Example — fast update allowing temporary capacity reduction:

1VllmDecodeWorker:
2 componentType: worker
3 subComponentType: decode
4 replicas: 8
5 annotations:
6 nvidia.com/deployment-rolling-update-max-surge: "0"
7 nvidia.com/deployment-rolling-update-max-unavailable: "2"

This avoids creating extra pods but allows up to 2 decode replicas to be unavailable at a time, speeding up the transition.

Worker Hash and DCD Naming

Worker DCDs always include a hash suffix derived from the worker specs: {dgd-name}-{service-name}-{hash} (e.g., vllm-disagg-vllmdecodeworker-a1b2c3d4). During a rolling update, the new worker DCDs are created with the new spec hash while the old DCDs retain the previous hash, allowing both generations to coexist:

  • Old worker DCD: vllm-disagg-vllmdecodeworker-a1b2c3d4 (previous hash)
  • New worker DCD: vllm-disagg-vllmdecodeworker-f5e6d7c8 (new hash)

The hash is computed from a SHA-256 digest of all worker service specs (excluding non-pod-template fields like replicas, autoscaling, and ingress). This means:

  • Scaling changes (replica count) do not trigger a rolling update.
  • Pod template changes (image, resources, env vars, volumes, etc.) do trigger a rolling update.
  • The hash covers all worker services together — changing any single worker’s spec triggers a rolling update for all workers.

The current worker hash is stored as the annotation nvidia.com/current-worker-hash on the DGD resource, and individual worker DCDs are labeled with nvidia.com/dynamo-worker-hash for filtering.

Status During Rolling Updates

During a rolling update, the DGD status aggregates information from both old and new worker DCDs:

  • Replicas — Total count across old and new.
  • ReadyReplicas — Aggregate ready count across old and new.
  • UpdatedReplicas — Only new worker replicas.

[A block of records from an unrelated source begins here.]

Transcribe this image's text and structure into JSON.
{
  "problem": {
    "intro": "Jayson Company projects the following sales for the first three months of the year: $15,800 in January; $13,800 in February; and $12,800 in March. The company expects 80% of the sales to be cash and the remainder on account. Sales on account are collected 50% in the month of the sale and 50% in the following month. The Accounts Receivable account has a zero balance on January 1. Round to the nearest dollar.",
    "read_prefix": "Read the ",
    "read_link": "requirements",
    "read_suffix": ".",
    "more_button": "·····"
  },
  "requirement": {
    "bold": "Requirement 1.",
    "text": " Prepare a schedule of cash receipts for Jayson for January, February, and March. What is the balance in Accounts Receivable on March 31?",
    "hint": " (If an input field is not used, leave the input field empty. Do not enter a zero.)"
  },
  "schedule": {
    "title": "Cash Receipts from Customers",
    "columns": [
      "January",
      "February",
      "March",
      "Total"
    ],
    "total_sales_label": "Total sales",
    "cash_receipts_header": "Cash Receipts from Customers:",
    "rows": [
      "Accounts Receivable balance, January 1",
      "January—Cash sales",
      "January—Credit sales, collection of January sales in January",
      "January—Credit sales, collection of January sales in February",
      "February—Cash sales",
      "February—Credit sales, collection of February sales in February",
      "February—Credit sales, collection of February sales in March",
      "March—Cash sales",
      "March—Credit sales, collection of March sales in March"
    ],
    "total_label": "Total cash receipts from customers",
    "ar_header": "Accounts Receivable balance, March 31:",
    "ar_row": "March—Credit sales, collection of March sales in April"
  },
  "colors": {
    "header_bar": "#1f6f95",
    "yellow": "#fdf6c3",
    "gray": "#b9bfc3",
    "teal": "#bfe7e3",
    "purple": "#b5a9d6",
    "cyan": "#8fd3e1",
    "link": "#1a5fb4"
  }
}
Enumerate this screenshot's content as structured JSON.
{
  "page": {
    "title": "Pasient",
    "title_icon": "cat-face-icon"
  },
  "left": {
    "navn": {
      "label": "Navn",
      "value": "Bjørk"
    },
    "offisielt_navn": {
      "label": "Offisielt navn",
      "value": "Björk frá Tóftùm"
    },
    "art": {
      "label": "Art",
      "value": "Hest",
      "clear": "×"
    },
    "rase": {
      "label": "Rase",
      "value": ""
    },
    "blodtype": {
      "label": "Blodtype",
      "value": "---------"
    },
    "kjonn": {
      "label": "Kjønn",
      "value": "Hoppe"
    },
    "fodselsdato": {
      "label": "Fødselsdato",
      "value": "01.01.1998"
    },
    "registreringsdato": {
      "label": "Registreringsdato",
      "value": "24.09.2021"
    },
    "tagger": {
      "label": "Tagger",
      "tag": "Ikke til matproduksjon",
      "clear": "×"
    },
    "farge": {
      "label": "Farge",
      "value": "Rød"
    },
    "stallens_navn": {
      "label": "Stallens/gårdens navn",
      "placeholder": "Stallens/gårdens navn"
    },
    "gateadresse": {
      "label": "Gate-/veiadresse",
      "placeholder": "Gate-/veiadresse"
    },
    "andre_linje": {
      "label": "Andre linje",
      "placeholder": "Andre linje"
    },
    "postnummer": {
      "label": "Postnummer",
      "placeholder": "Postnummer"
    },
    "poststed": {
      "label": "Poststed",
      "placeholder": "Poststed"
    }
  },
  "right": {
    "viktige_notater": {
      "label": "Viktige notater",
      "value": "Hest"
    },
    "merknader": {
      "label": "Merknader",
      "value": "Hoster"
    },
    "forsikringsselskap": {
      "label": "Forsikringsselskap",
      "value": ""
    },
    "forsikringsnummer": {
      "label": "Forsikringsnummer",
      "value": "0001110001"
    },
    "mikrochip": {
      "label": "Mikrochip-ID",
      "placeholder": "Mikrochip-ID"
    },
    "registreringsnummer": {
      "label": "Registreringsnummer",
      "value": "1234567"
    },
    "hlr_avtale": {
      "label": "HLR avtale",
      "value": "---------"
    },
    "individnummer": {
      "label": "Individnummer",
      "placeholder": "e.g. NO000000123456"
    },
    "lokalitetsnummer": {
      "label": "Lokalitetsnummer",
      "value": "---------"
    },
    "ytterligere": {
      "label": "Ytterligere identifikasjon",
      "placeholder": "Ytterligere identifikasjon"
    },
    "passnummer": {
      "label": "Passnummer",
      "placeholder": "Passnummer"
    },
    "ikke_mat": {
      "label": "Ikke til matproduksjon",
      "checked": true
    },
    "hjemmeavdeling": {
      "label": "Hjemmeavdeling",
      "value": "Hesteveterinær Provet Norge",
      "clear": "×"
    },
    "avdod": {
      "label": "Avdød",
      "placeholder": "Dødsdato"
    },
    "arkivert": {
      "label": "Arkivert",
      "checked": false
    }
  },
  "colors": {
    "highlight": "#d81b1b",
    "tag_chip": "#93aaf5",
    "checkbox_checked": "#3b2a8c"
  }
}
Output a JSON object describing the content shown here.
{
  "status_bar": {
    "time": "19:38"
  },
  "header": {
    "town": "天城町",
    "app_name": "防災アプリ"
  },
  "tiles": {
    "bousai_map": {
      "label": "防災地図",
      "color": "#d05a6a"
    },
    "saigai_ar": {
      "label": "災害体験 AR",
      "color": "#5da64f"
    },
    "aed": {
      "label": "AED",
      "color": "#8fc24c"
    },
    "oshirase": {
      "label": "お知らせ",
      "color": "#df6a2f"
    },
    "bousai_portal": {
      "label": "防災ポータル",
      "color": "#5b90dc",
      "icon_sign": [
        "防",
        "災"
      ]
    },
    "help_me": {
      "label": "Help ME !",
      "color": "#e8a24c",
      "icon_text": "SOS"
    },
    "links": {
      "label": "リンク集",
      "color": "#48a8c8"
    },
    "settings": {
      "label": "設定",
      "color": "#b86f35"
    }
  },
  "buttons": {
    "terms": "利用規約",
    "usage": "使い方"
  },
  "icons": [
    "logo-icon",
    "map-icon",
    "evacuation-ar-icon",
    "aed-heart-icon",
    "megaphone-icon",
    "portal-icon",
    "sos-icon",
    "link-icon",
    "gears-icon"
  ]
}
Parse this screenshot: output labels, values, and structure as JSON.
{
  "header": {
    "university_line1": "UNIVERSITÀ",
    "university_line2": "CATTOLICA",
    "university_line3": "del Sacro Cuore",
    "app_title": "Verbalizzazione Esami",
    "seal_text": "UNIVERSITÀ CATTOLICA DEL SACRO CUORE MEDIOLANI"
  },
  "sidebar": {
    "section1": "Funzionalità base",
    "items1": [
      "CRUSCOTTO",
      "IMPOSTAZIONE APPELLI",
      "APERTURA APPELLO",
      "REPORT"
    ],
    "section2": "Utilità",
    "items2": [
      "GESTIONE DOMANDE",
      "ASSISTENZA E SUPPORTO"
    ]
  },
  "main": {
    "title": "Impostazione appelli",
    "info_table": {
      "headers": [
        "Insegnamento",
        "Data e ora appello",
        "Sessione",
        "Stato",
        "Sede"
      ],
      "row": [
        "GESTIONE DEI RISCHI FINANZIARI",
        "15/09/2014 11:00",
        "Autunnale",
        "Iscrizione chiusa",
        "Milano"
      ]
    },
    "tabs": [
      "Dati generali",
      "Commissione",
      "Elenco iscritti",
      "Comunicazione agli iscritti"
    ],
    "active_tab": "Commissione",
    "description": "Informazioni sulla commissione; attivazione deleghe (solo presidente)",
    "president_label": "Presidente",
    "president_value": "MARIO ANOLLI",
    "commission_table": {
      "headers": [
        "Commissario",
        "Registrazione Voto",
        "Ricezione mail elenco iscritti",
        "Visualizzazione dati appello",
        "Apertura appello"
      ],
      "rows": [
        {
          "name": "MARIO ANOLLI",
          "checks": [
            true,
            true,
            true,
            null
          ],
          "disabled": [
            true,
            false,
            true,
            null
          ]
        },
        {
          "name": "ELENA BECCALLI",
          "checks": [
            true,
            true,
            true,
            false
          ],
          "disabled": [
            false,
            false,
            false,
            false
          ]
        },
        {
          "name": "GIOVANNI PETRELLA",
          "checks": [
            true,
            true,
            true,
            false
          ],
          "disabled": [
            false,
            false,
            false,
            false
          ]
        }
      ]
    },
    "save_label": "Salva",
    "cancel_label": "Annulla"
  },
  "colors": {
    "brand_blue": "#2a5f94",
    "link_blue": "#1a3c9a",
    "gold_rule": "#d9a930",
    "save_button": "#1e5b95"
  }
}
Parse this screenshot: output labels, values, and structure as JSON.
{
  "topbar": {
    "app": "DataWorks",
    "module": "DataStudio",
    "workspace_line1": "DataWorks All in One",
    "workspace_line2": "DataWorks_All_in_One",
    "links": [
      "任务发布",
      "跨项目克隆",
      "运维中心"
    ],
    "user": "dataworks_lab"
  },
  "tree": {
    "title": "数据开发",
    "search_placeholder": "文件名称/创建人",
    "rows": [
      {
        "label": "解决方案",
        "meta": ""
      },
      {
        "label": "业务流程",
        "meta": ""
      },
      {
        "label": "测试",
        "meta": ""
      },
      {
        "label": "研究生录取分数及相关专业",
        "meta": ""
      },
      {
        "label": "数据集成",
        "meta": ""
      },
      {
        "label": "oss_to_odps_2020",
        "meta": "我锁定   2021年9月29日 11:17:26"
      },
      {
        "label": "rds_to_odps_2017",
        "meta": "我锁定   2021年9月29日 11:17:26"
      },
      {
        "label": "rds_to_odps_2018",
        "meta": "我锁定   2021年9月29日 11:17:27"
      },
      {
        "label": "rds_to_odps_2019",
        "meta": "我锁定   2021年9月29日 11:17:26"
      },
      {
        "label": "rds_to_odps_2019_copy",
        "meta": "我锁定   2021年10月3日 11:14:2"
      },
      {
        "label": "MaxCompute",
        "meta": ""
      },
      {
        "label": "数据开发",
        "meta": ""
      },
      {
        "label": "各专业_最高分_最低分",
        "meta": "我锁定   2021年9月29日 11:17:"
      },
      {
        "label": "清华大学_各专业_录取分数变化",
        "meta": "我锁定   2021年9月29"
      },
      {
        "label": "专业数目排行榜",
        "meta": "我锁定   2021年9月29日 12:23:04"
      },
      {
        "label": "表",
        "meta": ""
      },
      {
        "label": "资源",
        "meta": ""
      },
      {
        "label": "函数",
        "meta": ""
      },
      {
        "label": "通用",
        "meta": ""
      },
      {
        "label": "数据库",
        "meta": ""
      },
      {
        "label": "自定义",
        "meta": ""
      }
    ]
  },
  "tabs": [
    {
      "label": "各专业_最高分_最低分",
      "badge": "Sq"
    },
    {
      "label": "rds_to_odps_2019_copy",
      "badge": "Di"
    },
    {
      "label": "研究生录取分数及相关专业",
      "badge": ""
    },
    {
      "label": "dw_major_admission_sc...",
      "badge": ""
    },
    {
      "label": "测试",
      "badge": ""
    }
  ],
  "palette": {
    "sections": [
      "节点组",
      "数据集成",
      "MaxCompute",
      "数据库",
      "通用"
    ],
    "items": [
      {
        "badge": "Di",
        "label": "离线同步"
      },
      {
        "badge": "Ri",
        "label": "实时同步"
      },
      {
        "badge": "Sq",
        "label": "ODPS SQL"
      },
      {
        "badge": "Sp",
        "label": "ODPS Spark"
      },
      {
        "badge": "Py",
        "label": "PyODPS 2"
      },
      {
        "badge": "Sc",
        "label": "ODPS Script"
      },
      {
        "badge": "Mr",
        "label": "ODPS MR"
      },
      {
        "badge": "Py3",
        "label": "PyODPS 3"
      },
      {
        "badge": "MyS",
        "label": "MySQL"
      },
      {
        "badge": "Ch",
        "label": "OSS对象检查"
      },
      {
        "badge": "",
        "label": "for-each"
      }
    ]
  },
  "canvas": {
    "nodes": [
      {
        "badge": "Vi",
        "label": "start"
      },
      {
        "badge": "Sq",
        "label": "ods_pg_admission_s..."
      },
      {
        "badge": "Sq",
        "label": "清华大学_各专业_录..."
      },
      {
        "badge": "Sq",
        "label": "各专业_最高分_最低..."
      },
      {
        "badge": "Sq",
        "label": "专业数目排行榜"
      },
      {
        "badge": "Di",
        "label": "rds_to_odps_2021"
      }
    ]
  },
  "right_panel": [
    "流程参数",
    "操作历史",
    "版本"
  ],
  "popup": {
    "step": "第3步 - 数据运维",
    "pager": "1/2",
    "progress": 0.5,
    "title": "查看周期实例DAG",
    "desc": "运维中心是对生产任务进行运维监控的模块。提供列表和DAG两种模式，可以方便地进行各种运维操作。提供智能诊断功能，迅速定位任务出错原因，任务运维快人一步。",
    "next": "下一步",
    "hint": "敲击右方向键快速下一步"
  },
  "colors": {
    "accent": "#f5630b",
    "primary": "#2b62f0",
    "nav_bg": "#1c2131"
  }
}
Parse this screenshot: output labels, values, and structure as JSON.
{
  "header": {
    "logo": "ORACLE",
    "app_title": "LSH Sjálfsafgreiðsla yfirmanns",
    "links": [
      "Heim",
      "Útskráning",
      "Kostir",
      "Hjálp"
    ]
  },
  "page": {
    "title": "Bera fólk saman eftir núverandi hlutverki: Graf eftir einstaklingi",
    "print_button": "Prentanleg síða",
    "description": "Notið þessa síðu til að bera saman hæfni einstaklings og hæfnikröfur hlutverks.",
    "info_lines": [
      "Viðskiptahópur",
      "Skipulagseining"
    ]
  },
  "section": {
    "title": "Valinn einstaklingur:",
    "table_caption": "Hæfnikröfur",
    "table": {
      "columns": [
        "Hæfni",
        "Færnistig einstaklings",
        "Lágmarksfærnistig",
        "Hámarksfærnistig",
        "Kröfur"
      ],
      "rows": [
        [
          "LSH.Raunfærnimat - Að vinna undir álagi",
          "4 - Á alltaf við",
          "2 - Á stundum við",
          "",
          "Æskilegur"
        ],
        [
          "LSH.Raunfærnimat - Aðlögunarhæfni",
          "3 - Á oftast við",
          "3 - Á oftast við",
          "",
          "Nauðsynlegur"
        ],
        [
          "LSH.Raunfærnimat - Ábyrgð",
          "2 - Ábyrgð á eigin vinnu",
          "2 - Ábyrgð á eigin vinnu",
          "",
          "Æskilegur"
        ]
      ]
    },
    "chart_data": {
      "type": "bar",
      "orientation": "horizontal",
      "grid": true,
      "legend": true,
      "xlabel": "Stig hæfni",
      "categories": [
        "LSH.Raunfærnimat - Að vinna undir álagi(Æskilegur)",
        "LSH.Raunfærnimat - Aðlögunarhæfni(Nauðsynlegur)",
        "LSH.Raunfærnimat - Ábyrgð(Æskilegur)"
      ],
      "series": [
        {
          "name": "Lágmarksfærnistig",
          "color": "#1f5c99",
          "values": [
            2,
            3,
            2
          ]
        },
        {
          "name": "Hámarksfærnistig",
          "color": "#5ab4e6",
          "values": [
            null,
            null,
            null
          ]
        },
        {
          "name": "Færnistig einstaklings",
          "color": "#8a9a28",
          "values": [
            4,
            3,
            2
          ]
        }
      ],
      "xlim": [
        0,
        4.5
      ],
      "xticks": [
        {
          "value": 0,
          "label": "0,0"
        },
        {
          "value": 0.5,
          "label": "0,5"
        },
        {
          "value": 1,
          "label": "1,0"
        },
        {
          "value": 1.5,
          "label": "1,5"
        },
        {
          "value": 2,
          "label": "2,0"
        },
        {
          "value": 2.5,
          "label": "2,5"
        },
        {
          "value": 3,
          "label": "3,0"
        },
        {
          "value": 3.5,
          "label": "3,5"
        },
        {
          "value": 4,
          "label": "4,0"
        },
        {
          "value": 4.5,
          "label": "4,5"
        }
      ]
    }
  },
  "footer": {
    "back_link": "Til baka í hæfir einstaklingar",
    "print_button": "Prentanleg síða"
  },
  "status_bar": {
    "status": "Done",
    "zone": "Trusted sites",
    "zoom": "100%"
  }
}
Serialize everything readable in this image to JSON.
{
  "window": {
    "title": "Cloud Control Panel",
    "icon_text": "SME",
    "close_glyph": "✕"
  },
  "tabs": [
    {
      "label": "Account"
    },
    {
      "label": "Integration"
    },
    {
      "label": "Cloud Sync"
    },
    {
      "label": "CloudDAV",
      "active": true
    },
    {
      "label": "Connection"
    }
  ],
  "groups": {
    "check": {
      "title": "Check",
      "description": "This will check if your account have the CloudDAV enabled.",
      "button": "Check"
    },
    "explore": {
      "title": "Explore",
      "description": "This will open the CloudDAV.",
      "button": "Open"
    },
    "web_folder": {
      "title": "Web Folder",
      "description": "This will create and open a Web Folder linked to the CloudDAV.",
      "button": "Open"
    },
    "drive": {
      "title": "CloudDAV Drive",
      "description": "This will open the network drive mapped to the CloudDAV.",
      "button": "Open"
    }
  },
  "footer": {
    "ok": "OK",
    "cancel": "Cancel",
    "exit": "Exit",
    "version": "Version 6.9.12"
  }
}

This provides a holistic view of the deployment’s health during the transition.

Comparison

AspectGrove / LWSDeployments (Managed)
Update mechanismNative resource rolling updateOperator-managed with DCD lifecycle
Namespace isolationNo — old and new share the same namespaceYes — hash-based namespace separation
Cross-generation discoveryPossible — old and new workers can see each otherPrevented — new workers only discover new workers
maxSurge / maxUnavailableFixed (maxUnavailable: 1, maxSurge: 0 for Grove)Configurable per service via annotations
Status trackingNative resource statusDGD .status.rollingUpdate with phase and per-service tracking
Multinode supportYesNo (single-node only)

Future Work

The following enhancements are planned for future releases:

  • Managed rolling updates for Grove and LWS — Extending managed rolling updates with namespace isolation to Grove and LWS-backed deployments, providing the same cross-generation discovery protection that Deployment-backed DGDs have today.
  • Coordinated worker updates — Currently, prefill and decode workers are updated independently, which can result in an imbalance between old and new sets during the transition. Future releases will coordinate the rollout across worker types.
  • Partitioned rollouts — The ability to roll out updates to a percentage of workers (e.g., 30%), pause, observe metrics, and then continue. This enables canary-style deployments for safer rollouts.
  • DGD-level rolling update configuration — The ability to configure maxSurge and maxUnavailable at the DGD API level, regardless of the backing resource type.